Dönemsel Açlık nedir?

Belirli zaman aralığında yemek, benim adlandırmamla “dönemsel açlık” son zamanlarda birçok kronik durum için önerilmektedir. Bunlar arasında diyabet, yüksek tansiyon, romatizma, bağırsak hastalığı, osteoartrit ve migren sayılabilir.

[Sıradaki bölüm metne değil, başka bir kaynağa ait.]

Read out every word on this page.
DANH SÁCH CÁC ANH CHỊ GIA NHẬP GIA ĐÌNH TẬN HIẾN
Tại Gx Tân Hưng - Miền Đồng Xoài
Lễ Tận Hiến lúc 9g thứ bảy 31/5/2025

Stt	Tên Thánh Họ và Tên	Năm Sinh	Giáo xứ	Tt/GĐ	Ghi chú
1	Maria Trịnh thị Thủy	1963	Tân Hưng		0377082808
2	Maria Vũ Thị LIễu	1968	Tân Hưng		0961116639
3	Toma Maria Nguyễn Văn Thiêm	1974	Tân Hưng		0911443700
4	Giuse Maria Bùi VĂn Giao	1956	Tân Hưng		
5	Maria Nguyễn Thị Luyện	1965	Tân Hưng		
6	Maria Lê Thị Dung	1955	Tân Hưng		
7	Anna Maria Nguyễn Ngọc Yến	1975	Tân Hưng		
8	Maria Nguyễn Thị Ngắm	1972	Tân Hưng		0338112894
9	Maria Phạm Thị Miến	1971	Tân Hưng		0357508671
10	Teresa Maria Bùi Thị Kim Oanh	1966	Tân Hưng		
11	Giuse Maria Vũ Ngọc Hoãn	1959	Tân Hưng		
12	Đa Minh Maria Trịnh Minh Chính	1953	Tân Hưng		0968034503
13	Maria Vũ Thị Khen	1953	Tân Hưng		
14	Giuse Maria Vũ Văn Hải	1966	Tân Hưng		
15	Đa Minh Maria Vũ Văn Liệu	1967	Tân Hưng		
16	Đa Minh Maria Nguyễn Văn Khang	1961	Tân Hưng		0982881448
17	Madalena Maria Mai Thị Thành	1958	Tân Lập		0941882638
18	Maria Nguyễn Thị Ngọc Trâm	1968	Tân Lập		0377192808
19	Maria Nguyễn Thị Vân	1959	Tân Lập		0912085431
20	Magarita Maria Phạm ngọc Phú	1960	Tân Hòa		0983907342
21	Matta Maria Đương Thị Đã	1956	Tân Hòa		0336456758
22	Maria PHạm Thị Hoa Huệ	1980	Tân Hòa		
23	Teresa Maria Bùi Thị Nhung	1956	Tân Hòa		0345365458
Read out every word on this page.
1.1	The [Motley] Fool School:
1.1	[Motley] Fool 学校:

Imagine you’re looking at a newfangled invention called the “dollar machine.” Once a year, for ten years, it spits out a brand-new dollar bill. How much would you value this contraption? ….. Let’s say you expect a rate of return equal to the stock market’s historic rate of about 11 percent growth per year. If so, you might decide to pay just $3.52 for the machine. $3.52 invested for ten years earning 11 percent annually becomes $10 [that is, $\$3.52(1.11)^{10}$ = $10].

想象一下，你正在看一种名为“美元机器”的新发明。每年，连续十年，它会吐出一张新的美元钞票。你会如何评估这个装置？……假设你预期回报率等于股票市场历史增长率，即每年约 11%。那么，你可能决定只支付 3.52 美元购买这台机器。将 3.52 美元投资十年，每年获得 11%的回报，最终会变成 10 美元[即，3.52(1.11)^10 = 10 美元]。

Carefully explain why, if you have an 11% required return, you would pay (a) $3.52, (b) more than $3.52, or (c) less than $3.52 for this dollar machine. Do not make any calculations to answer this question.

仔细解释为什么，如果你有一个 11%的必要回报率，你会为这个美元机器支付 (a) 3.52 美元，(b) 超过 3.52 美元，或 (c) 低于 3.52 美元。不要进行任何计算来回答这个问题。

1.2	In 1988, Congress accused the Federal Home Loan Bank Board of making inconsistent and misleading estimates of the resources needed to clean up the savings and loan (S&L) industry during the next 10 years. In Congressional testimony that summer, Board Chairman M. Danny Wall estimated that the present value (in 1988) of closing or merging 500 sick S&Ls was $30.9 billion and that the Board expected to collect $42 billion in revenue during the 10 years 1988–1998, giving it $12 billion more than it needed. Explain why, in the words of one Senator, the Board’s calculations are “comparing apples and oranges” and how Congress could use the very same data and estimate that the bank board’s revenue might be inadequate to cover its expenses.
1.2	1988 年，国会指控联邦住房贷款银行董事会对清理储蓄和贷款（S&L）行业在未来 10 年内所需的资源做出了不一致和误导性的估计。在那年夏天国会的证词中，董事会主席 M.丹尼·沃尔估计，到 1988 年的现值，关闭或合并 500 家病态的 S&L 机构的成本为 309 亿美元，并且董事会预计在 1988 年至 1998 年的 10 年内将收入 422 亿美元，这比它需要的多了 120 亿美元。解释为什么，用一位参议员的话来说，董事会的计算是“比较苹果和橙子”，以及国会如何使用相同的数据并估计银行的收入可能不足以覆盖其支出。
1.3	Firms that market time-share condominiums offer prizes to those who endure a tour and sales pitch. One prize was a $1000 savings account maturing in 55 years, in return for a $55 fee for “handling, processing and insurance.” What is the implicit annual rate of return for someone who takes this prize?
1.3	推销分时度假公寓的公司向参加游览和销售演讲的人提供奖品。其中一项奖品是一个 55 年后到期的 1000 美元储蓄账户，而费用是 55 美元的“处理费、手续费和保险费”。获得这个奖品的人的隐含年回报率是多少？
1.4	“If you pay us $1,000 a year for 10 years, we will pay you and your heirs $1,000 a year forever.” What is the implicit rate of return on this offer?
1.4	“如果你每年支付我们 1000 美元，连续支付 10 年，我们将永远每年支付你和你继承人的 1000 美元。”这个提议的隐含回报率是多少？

Peki, nasıl yapılır dönemsel açlık? Değişik yolları var, ben hastalarıma ya sabah kahvaltısını ya da akşam yemeğini atlamalarını öneriyorum, böylece insanlar 14 saat süreyle bir şey yenmemiş oluyor. Sindirime ayrılan zaman kısalıyor, organizmanın yenilenme süreci destekleniyor. Bu iki süreç de sağlık için yararlı.  Bu durumda öğlen yemeği en önemli öğün haline geliyor. Bu tekniğe uyum sağlamak çok zor değil. 23’den 07’ye uyuduğunuzu düşünürsek 8 saat yememiş oluyorsunuz, 6-8 saat daha yememeniz gereken bir süre var. Akşam beslenilmesini önermiyoruz. O yüzden erken bir akşam yemeği yediğinizi ve bunun saat 19’da tamamlandığını düşünürsek 4 saat açlık da oradan gelecek ve sizin uyandıktan sonra 2-4 saat daha aç kalmanız yetecektir. Bu süre sonunda doyuncaya kadar beslenebilirsiniz.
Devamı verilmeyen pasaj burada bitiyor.